By Thom Ernst
After the over-stylized and confounding Suspiria remake, it’s reasonable to be wary of any movie involving the sheltered lives of school-aged children. There are bound to be demons or a coven of witches lurking in the hallways.
But Level 16 reaches further than the obvious to deliver something uniquely more sinister then simply pitching innocence into the dark arts.
But perhaps the big difference between the two films is that Level 16 is a contemporary film directed by a woman, dealing with the disrupted lives of young girls, whereas Suspiria is directed by a man attempting to recreate a feminine-based horror genre that played better 41 years ago.
Winnipeg-born director Danishka Esterhazy works within a modest budget to deliver a genuinely well-crafted thriller by using one of the oldest special effect techniques available—an intelligent script. Her first image is of a hallway; a barren corridor without character or design.

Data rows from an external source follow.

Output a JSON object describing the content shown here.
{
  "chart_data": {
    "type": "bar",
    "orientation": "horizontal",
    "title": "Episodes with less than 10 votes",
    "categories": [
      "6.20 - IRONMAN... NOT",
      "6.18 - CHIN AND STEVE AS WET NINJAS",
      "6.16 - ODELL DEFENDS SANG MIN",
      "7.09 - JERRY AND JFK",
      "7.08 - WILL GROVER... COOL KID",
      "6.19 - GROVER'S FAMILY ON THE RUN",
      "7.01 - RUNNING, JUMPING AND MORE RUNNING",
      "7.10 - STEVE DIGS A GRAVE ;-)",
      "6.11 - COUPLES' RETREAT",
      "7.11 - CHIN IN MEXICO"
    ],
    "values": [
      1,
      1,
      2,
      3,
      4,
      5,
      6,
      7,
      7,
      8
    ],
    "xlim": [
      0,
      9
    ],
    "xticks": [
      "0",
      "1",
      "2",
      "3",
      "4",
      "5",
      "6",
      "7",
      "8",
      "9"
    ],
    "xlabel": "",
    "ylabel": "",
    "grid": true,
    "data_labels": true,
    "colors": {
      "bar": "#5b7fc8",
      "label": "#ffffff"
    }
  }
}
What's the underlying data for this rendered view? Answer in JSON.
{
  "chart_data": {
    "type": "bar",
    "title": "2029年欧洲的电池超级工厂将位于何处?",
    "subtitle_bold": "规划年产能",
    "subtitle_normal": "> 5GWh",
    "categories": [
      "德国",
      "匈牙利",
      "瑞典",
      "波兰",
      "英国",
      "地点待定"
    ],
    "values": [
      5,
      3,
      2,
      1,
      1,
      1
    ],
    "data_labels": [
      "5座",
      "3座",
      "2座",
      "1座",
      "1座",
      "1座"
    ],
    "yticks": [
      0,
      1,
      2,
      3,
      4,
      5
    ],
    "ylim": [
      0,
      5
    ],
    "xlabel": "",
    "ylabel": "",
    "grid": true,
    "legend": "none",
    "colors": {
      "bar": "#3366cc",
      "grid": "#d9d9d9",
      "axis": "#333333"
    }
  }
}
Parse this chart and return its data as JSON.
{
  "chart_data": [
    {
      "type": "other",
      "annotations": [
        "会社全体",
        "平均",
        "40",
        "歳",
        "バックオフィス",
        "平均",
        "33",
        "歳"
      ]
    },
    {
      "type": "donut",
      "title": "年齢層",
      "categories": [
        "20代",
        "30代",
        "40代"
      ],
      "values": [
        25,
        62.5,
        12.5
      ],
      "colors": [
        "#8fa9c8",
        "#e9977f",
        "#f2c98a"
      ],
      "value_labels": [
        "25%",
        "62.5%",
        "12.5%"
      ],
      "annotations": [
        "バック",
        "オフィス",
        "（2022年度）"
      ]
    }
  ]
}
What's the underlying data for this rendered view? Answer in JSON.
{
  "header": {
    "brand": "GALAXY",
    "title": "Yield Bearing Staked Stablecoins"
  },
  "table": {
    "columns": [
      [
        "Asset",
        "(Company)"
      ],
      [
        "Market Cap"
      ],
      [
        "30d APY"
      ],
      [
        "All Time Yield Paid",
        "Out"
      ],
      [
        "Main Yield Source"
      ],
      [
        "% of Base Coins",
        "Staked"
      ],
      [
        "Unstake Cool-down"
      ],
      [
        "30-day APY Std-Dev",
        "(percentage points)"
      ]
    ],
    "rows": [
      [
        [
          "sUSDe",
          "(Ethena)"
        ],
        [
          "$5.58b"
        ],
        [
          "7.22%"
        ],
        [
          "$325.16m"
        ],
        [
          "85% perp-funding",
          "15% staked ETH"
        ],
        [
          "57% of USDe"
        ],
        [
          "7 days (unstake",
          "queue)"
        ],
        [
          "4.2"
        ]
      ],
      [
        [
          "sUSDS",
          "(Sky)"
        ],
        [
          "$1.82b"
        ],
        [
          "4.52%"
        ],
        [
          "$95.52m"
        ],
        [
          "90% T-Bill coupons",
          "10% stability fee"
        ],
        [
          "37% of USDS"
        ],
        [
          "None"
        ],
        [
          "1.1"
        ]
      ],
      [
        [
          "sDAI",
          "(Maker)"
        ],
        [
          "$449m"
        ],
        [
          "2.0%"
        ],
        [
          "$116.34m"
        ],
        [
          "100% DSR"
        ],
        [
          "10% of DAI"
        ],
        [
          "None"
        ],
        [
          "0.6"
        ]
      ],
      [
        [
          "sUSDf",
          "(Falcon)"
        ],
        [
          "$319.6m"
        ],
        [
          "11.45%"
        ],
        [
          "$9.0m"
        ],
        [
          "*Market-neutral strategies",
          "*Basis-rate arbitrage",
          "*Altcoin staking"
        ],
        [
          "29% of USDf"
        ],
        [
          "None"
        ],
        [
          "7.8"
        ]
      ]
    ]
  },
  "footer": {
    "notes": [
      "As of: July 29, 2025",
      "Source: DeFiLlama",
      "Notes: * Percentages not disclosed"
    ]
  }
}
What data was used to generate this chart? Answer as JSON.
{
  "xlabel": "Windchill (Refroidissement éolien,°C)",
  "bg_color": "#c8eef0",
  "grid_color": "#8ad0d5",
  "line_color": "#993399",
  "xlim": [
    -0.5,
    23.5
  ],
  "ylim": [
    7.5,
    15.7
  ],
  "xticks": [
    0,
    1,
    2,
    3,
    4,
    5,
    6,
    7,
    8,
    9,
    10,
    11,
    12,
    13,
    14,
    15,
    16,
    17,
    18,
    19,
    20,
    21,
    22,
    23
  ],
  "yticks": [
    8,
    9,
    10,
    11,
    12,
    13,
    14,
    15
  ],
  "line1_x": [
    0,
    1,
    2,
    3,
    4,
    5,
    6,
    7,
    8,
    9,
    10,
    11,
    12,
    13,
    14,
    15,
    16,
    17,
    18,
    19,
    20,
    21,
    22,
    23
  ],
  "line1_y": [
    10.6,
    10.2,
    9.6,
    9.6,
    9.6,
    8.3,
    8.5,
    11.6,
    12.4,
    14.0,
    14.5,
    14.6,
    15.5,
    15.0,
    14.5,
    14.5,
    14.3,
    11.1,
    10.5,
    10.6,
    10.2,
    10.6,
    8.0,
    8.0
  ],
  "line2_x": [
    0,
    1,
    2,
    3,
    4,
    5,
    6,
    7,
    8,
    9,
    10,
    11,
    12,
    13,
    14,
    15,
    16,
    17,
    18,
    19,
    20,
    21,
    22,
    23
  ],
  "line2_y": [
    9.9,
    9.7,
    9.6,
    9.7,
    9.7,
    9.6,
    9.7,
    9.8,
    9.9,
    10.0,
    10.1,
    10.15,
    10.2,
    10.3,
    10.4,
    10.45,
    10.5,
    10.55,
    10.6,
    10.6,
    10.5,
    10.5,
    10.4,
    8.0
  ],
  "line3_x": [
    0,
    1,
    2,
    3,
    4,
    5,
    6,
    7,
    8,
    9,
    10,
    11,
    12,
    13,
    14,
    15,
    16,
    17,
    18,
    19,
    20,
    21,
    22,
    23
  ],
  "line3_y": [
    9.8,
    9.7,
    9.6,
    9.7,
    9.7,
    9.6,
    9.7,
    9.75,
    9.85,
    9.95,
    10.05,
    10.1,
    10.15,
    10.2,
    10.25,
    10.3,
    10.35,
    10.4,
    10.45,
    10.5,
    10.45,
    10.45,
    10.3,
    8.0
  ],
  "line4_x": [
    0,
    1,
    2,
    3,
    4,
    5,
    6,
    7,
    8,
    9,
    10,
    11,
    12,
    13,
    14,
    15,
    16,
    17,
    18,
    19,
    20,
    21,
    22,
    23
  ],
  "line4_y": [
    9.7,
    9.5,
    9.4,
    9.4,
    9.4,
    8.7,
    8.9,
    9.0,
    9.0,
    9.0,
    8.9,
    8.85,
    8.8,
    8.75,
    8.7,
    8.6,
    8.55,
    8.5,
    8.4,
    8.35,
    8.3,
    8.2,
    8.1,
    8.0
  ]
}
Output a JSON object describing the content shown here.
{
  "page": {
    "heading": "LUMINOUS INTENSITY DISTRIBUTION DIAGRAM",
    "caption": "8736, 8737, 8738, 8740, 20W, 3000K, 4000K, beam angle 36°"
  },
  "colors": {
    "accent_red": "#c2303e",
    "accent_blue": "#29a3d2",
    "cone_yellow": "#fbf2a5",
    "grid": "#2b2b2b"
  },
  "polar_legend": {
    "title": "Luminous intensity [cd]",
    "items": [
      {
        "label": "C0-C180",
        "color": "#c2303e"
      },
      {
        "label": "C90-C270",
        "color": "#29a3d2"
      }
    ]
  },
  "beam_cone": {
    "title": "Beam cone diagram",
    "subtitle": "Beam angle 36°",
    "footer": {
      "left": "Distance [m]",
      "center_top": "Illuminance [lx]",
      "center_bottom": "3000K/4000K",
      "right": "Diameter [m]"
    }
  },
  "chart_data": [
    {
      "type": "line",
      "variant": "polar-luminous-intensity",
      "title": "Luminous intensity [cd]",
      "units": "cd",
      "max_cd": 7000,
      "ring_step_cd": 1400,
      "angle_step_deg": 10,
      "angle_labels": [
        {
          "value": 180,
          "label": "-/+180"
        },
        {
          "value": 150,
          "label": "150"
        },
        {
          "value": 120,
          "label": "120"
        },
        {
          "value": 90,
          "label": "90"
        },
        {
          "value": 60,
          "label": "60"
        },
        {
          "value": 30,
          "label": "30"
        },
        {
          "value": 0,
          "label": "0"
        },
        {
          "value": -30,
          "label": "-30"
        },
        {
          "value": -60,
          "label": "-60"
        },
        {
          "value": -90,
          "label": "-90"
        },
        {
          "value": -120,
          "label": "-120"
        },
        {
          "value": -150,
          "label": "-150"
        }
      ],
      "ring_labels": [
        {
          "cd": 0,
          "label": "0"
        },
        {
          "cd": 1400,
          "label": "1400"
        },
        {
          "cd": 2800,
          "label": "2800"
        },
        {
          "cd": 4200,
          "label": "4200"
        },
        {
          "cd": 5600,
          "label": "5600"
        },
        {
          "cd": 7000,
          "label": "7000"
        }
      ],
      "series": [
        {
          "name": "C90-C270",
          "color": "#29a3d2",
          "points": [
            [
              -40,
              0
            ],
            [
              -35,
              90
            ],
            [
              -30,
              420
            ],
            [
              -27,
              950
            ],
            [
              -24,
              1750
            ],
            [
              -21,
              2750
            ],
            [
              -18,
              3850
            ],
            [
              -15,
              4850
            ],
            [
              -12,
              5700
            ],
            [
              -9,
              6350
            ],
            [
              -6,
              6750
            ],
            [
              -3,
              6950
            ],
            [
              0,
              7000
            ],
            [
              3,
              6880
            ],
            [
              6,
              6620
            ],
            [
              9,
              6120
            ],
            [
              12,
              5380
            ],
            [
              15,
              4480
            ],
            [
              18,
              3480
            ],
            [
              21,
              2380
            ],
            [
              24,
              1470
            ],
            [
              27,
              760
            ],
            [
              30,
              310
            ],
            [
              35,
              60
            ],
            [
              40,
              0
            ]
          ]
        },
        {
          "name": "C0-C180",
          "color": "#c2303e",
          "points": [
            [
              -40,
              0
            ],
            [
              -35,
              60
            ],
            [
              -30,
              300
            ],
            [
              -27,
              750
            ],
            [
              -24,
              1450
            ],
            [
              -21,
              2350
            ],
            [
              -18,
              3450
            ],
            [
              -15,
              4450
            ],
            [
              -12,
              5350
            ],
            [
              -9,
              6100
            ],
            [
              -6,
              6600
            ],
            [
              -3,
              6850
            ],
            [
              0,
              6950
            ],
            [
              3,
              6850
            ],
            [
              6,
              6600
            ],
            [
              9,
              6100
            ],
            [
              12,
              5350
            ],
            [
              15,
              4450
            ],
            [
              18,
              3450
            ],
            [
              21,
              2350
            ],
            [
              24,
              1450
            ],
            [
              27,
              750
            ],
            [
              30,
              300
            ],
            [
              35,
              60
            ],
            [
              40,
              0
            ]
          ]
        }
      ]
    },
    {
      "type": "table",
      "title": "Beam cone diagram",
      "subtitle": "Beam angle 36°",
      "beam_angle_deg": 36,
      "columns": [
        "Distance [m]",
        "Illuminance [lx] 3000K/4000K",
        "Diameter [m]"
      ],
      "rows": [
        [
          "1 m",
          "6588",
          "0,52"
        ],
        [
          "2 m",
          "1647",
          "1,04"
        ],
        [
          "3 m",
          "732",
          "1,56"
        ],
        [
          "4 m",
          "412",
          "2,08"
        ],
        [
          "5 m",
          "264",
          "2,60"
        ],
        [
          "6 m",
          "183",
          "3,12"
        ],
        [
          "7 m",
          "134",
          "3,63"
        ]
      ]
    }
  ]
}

Along one side of the hallway queues a row of young girls, obedient as only children would be if their youthful impulses have been trained out of them. There is no chatter or fidgeting, only an unnatural submission to what appear to be the rules of their morning routine. They are children without games or toys or any sense of idle comforts. They are distracted only by routine. Their only competition seems to be who among them can best go unnoticed.
And then one girl, Vivien (Katie Douglas), steps out of line.
Hers is a small infraction done in the spirit of kindness toward fellow student – and eventual confidante - Sophia (Celina Martin), but regardless of intent, her punishment will be severe. We don’t know what it is, but we know it’s terrifying and it’s enough to frighten her companions into compliant betrayal.
This is the Vestalis Academy, an unusual name for a boarding school—if, in fact, a boarding school is what it is. It could be a reference to the Vestal Virgins or to a species of damselflies. The girls in this locked-down Academy, which can either be an orphanage or a penitentiary, mingle in a way that seems authentic for children shackled by discipline, designed less to suit their best interest and more to protect the fragile egos of their guardians.
Were it not for a few technical advancements and the odd hints of current fashion, The Vestalis Academy could be from a time history has forgotten (evoked by the ‘50s style social hygiene films the girls must watch regularly). There is a rigid and staunch insistence by the educators (or are they prison guards?) and pseudo-head mistress Miss Brixil (Sara Canning) that the girls follow a ludicrous code with no eye contact or gesture that could be identified as insubordinate.
And there is little evidence of what the world is like beyond the academy walls aside from the occasional visitor and fleeting promises of an idyllic family life ahead for the “graduates”. But it all feels somewhat like a ruse that could implode at any moment. In fact, we can be certain of it because this is a science-fiction teetering towards horror.
Esterhazy doesn’t allow Level 16 to conform to a fallback horror that is based solely on the premise of children in peril. What she has in store is more complicated, and devious.
At its least, Level 16 ranks as a very good episode of Black Mirror but at its best, it succeeds as a hybrid of the kind of dystopic paranoia we get from Margaret Atwood’s Handmaid’s Tale with touches of sanitized malevolence from Stanley Kubrick.
Level 16. Written and directed by Danishka Esterhazy. Starring Katie Douglas, Celina Martin, Sara Canning. Opens March 15 in Toronto and Calgary, March 22 in Ottawa and March 28 in Winnipeg.